Don’t Judge.

In December of 2013, I suddenly found myself homeless and jobless.  I had never been let go from a job before nor evicted, and to have them happen within days of each other was overwhelming, to say the least.  Thankfully, at the time,  I did have an amazing boyfriend.  He not only helped me financially get into a new place, but he physically moved my entire apartment by himself.

I applied for and was awarded unemployment which totaled about 50% of my normal monthly gross income. I spent my days job hunting, I registered with a top-notch employment agency and my ex-husband helped me out when he could. I took odd jobs; writing content for a website and tending bar at catering events.  But every week that passed, I fell further and further behind.  I had three children at home and needed to take care of my shit. And fast.

So, early one morning I decided to check my ego at the door of our local Health and Human Services office and slithered quietly inside to apply for Food Stamps aka Cal Fresh benefits.

When I say I left my ego at the door, I didn’t entirely leave it there.  I know this because during the 5 hours I spent in the office, I was coiled up in a hard chair and refrained from making eye contact with anyone.

My application was approved by a pleasant man named Alberto, who was my case worker. I refrained from bursting into tears of relief and giving him a hug of gratitude, as he handed me my EBT card.  It looked like a debit/credit card and therefore, payment would be discreet.    As you can imagine, this was a godsend for me and my ego.  Still, I cringed each and every time I had to pull the card from my wallet.  I could feel the checker, the bagger and the shoppers behind me in line peering down their noses at me in judgement.

Case in point, one day, while perusing social media, I ended up on a random person’s Facebook page (I’m not so sure I should be admitting this publicly, but we all do it? No?).

This woman, who I will respectfully refer to as “FB Rant Lady” was perched high atop her virtual soap box.  Apparently, she had just come from the grocery store and she was pissed and she wanted everybody to know why.  Here is her story as I remember reading it:

“FB Rant Lady” had been in line at the grocery store behind a woman and was admiring the woman’s designer handbag.  As the woman (let’s call her Designer Handbag Lady) paid for her groceries, “FB Rant Lady” (who evidently has the vision of Superman) noticed “Designer Handbag Lady” was paying with an EBT card.  “FB Rant Lady” couldn’t believe the gall “Designer Handbag Lady” had to own a purse that cost several hundred dollars all the while “paying” for her groceries with the state’s aka “our” money.
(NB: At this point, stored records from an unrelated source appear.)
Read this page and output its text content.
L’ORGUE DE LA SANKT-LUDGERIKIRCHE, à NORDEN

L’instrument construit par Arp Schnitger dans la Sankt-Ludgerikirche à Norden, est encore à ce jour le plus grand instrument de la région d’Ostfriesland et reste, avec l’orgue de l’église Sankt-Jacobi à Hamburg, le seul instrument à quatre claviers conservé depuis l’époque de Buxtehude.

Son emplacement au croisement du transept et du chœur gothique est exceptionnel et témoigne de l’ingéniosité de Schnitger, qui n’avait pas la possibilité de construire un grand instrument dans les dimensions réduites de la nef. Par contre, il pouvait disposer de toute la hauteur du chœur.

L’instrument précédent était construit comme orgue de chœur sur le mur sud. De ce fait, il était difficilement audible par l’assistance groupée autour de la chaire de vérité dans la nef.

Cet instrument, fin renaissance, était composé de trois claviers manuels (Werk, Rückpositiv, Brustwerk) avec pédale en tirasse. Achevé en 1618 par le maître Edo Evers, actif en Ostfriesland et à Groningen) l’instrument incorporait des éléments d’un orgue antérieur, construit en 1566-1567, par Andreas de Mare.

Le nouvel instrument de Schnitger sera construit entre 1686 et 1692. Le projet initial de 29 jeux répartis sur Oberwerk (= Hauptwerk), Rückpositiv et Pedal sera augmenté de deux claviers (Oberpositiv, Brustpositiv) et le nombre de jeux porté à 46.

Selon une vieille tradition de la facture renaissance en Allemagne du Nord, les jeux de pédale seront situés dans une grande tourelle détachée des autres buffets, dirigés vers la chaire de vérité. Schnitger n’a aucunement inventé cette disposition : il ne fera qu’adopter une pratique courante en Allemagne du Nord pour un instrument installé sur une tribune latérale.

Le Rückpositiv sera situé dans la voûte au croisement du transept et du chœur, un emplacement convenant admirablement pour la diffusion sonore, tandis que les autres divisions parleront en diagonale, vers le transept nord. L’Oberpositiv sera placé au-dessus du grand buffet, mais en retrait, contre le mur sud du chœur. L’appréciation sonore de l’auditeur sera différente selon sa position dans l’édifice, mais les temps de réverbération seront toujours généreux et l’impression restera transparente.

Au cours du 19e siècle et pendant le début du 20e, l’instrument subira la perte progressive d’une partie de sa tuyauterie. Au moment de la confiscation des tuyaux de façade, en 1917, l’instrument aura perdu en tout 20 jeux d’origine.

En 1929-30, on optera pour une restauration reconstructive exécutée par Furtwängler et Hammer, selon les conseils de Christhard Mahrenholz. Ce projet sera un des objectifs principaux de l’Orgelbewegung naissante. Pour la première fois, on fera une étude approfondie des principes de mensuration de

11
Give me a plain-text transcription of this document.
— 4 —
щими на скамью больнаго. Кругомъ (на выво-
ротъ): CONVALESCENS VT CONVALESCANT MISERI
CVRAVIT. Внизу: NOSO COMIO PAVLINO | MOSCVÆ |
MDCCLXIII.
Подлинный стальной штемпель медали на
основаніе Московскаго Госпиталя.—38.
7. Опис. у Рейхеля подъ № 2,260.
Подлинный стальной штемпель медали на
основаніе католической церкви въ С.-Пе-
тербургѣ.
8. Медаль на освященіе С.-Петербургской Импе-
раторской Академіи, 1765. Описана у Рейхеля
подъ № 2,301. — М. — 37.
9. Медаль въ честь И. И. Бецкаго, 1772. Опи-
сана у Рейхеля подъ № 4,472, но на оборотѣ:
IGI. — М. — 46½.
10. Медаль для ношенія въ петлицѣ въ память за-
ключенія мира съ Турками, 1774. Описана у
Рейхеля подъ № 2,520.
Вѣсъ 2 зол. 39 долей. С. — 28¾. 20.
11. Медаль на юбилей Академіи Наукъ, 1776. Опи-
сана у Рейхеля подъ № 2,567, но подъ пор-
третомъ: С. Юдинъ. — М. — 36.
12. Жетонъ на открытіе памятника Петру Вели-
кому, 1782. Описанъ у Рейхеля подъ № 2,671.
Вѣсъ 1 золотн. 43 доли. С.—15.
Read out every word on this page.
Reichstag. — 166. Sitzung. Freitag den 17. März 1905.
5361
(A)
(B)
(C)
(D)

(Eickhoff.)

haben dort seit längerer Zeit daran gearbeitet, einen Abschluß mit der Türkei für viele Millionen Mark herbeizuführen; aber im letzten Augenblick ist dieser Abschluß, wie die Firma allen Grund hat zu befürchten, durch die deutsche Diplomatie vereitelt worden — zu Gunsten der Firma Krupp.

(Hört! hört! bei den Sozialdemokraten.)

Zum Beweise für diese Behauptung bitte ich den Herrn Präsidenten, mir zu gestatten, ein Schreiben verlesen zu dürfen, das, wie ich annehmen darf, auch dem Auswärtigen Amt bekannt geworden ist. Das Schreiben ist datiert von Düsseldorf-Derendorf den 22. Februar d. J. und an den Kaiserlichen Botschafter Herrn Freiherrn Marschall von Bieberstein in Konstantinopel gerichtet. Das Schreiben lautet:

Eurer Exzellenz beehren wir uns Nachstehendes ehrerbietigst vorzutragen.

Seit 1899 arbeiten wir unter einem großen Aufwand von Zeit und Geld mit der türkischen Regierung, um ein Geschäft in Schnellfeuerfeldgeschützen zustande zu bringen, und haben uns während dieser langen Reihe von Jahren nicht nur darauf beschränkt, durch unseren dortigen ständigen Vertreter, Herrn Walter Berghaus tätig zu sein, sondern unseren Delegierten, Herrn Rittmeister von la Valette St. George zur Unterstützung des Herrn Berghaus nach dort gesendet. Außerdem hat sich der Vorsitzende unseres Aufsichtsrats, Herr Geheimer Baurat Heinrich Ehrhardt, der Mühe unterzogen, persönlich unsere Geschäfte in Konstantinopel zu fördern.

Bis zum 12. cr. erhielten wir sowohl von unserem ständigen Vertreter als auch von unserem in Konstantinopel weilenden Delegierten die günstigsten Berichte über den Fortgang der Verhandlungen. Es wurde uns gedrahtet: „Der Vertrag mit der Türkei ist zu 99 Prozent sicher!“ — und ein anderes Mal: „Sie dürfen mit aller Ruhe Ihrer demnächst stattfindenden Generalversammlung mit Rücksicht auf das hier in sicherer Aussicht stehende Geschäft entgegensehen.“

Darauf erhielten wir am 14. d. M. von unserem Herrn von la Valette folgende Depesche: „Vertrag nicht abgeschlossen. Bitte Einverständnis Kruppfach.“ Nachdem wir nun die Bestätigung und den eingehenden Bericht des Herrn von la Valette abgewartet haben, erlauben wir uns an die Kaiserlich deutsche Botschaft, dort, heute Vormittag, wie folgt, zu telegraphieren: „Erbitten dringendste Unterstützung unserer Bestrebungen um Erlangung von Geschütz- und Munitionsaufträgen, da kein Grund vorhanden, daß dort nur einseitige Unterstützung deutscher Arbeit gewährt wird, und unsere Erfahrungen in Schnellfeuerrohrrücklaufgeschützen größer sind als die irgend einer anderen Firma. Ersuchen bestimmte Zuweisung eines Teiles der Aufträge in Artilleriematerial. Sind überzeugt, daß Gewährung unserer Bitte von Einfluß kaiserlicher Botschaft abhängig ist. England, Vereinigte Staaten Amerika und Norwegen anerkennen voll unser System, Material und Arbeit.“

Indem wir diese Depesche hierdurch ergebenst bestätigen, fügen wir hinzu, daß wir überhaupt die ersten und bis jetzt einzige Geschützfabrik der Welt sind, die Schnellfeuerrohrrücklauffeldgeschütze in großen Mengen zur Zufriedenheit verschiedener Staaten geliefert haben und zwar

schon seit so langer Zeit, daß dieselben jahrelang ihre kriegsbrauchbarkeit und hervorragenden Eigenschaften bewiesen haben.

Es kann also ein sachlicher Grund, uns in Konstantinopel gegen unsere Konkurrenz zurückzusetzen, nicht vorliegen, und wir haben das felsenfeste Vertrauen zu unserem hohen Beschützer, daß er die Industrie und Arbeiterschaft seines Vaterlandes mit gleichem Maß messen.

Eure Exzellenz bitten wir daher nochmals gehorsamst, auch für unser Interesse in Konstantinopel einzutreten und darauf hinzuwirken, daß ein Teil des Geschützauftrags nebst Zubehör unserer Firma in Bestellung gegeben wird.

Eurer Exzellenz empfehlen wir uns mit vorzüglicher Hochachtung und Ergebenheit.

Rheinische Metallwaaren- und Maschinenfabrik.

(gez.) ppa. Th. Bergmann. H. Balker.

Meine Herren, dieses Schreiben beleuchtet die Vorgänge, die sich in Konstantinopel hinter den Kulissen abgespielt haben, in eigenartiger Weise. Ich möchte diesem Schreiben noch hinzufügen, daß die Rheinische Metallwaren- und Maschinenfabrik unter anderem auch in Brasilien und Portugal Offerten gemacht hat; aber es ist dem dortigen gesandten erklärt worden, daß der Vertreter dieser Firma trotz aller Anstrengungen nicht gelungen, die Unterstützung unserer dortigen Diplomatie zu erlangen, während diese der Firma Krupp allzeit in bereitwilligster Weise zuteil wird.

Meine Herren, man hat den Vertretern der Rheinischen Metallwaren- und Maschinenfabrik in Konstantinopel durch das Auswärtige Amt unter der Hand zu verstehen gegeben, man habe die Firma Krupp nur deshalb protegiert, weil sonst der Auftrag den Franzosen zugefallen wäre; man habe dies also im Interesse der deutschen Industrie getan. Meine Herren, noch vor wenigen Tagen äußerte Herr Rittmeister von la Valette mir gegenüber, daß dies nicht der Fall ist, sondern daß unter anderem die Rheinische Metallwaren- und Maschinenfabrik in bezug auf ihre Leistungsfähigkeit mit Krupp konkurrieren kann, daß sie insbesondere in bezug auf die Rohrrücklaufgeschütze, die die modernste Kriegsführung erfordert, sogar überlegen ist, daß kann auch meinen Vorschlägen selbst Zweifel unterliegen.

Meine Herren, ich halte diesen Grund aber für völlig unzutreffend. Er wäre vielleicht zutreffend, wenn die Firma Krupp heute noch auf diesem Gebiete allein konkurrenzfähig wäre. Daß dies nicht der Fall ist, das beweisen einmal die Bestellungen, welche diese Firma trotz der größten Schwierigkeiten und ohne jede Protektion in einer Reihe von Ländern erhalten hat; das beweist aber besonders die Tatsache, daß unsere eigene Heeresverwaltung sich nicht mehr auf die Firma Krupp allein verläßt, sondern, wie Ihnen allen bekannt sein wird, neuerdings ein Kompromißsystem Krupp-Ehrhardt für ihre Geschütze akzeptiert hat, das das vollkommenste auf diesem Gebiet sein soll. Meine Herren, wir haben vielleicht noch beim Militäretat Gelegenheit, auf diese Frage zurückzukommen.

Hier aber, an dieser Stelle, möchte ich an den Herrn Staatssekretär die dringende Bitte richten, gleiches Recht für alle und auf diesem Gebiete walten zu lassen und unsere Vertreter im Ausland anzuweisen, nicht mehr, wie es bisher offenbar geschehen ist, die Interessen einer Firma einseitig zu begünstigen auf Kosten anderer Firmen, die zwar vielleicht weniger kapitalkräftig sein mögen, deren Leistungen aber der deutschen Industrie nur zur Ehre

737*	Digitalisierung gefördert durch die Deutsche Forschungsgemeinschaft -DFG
For 6 months, I carried my EBT card in my Coach wallet which was in turn carried in one of my Coach bags.  It had never occurred to me society expected me to pack my “nicer” things away, right along with my dignity, the second I applied for assistance.  I had already lost my apartment, my job and my pride; could I not continue to clutch something nice from my previous, more comfortable life?  It takes a lot to ask for help and when others think they know our story, it makes these tough times in life a little harder to navigate.

The last time I used my EBT card was a momentous one, to say the least.  I waited in line at Vons, and the elderly woman ahead reminded me of my mother, with her frail-like movements and permed, chestnut hair.  She only had a few items and as she shakily reached for her wallet (don’t ask me what brand it was), I beat her to it and paid for her groceries.  I had just been lent a helping hand of sorts, and now it was my turn to do something helpful.

Sometimes in life we need help. We need to separate from our ego and just ask.  I will forever be thankful for the support I received from our state and my friends and family during that bleak chapter in my life.